As Fateh and his companions heard the approaching horse hooves, they braced themselves for arrest, preparing to fight back. Yet, to their surprise, the king's soldiers were sent not to capture them, but to guide them safely home and persuade them to reconcile with their families. The conflict halted as both sides camped together, preparing for the journey home.


However, Karmaye Khan, desperate to prevent Fateh from returning home and losing Rabia, unleashed chaos upon the village. Setting the horses free and slaying a guard, he incited uproar among the villagers, who rallied against Fateh and his friends. Seizing the opportunity, Karmaye Khan seized Rabia and attempted to flee, only to be met by Fateh's decisive blow, ending his treachery.


As Fateh looked back, he saw the village engulfed in fierce fighting, with most of the soldiers caught unawares. Realizing the imminent danger to his life, Fateh knew he had to act swiftly to survive.


Rabia gazed into Fateh Khan's eyes, her voice trembling with desperation. "I cannot bear to live without you. Take me with you," she pleaded. Fateh Khan tenderly embraced her, pressing a kiss to her forehead as he declared, "I desire no one but you. Ever. I will be with you soon." With a swift motion, his sword parted Rabia's throat like water.
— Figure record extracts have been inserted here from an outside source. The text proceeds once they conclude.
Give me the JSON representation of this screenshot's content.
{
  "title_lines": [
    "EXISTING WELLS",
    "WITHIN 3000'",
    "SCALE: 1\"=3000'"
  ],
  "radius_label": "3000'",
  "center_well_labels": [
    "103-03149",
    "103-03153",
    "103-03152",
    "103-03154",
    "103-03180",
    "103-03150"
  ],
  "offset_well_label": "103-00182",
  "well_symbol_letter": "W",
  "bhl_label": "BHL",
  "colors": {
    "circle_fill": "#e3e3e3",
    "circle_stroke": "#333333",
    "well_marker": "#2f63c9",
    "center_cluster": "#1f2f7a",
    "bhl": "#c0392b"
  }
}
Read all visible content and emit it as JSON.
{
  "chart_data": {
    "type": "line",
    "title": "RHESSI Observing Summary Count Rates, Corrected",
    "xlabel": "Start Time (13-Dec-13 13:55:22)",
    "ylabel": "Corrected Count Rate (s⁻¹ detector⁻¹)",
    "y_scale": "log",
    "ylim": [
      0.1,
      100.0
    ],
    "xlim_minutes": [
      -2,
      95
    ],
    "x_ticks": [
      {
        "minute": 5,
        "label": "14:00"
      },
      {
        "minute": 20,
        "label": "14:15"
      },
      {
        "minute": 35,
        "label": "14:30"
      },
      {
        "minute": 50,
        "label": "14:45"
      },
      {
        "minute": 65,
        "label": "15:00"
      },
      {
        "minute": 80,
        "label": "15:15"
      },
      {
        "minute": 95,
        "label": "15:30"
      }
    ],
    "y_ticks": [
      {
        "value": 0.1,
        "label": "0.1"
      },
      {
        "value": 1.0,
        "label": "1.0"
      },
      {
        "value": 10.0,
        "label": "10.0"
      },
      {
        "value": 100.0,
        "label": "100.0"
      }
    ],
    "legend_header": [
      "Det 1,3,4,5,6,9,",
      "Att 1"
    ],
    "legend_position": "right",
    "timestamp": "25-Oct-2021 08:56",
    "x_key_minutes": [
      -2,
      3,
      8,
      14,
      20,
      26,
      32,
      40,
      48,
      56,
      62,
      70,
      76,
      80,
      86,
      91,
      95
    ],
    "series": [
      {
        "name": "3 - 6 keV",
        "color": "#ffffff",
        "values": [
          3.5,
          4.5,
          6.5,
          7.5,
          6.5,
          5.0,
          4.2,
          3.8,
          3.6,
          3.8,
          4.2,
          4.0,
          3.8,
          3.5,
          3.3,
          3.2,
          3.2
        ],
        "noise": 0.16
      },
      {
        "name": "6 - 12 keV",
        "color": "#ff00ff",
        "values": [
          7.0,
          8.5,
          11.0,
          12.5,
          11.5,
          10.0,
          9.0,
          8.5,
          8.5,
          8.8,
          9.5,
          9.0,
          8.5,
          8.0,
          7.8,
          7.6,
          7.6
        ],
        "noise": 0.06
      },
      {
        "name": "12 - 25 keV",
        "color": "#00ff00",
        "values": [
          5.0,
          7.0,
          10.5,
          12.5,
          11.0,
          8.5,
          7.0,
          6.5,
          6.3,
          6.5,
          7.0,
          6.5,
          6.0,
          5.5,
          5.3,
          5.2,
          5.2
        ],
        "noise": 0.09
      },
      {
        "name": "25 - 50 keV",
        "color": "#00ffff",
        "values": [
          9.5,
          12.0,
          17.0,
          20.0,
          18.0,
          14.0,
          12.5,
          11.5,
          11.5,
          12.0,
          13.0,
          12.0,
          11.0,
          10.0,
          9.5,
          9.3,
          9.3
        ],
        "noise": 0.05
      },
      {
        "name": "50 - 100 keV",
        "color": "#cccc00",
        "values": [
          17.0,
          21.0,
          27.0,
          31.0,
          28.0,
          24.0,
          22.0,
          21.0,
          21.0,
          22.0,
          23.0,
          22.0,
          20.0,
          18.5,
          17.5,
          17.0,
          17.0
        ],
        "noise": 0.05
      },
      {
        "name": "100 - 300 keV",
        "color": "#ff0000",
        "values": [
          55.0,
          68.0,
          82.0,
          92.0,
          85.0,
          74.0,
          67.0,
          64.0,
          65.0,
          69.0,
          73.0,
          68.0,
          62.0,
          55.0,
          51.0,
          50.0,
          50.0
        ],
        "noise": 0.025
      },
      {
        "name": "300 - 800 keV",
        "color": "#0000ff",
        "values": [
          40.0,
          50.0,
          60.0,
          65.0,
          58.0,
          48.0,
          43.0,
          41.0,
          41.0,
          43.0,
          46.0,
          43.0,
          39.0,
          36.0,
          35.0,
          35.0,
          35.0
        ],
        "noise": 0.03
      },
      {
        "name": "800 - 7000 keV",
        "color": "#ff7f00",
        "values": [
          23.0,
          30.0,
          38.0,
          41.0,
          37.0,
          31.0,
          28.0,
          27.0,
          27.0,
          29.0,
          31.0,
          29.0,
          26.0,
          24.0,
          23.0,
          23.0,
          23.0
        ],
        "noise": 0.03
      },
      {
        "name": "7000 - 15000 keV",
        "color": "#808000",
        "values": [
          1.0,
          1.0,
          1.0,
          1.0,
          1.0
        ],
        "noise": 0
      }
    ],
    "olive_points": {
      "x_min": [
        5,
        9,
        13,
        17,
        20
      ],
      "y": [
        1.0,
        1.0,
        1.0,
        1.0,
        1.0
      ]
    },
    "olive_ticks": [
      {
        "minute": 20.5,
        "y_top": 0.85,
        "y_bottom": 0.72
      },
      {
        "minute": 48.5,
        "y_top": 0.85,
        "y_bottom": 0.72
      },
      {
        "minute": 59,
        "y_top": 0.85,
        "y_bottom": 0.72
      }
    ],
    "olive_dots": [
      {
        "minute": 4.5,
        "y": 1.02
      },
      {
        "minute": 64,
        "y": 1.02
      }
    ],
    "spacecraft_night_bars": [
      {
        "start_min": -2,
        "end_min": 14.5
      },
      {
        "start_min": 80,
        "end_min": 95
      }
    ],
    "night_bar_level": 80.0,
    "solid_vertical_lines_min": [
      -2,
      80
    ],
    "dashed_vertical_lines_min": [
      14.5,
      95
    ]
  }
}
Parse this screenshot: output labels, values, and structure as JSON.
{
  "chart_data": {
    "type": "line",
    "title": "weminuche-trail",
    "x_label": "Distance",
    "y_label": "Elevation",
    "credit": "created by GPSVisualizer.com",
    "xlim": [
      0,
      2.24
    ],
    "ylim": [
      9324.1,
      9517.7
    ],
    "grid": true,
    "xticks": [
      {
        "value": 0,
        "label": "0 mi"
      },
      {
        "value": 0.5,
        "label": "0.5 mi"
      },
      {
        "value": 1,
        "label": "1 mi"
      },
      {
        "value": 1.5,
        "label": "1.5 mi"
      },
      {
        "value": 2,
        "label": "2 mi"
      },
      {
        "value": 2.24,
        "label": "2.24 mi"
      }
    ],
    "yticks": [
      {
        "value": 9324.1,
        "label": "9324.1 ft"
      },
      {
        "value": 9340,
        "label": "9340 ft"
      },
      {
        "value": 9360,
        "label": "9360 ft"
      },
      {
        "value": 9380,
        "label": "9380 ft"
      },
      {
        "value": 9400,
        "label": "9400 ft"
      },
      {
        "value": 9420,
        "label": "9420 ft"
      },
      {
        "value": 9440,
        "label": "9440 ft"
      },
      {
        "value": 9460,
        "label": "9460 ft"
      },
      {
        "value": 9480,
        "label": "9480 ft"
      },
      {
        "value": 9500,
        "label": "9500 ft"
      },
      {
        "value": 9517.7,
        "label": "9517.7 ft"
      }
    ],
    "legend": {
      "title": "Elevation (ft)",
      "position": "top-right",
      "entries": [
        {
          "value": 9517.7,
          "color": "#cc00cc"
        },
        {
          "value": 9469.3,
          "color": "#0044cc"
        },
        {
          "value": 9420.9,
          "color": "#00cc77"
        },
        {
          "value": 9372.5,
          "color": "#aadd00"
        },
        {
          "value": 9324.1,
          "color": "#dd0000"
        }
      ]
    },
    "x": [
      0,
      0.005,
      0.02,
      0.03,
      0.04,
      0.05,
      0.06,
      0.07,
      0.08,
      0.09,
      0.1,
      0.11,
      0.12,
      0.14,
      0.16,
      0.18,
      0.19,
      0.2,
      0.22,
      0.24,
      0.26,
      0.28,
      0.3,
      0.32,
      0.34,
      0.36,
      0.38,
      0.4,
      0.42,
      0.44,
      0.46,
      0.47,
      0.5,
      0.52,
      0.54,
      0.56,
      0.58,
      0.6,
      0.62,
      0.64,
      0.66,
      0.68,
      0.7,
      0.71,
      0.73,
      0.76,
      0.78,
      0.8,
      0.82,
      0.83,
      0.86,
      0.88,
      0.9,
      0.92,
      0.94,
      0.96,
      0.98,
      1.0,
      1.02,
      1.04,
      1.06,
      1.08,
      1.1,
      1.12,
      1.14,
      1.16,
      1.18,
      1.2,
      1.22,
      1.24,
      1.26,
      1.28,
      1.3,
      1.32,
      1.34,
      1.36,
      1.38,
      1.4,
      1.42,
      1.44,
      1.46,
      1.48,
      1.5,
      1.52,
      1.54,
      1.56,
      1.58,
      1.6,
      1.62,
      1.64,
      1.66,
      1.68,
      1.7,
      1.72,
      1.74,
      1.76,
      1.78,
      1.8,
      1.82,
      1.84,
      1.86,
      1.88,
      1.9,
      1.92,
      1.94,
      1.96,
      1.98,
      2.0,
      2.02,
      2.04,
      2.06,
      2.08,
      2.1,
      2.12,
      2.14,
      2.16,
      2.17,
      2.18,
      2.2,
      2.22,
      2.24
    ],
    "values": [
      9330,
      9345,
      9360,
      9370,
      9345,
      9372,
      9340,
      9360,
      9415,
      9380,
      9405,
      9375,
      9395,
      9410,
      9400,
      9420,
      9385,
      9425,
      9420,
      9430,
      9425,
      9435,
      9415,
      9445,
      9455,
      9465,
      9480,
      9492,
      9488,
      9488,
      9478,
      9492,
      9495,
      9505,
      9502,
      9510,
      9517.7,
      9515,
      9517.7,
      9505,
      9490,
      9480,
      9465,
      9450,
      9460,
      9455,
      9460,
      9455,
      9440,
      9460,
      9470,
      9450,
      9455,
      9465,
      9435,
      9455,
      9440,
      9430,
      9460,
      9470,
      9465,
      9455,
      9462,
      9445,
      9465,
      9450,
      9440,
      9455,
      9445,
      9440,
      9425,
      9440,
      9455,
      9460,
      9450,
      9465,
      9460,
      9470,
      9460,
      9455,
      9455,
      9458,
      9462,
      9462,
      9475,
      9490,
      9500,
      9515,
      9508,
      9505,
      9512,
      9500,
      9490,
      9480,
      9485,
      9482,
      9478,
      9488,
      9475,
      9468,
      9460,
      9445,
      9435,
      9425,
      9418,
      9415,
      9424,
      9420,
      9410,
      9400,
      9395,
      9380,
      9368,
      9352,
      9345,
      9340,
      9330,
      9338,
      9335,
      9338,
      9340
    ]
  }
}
As Fateh joined the fray, his bravery and sacrifice echoed through the battlefield. He soon followed Rabia…their fates sealed as one. When news of the tragedy reached the king, he collapsed from his throne, falling face-first on the floor. His heart was shattered beyond repair. As he was lifted by his people, it was evident that his soul had departed from this world along with his beloved son.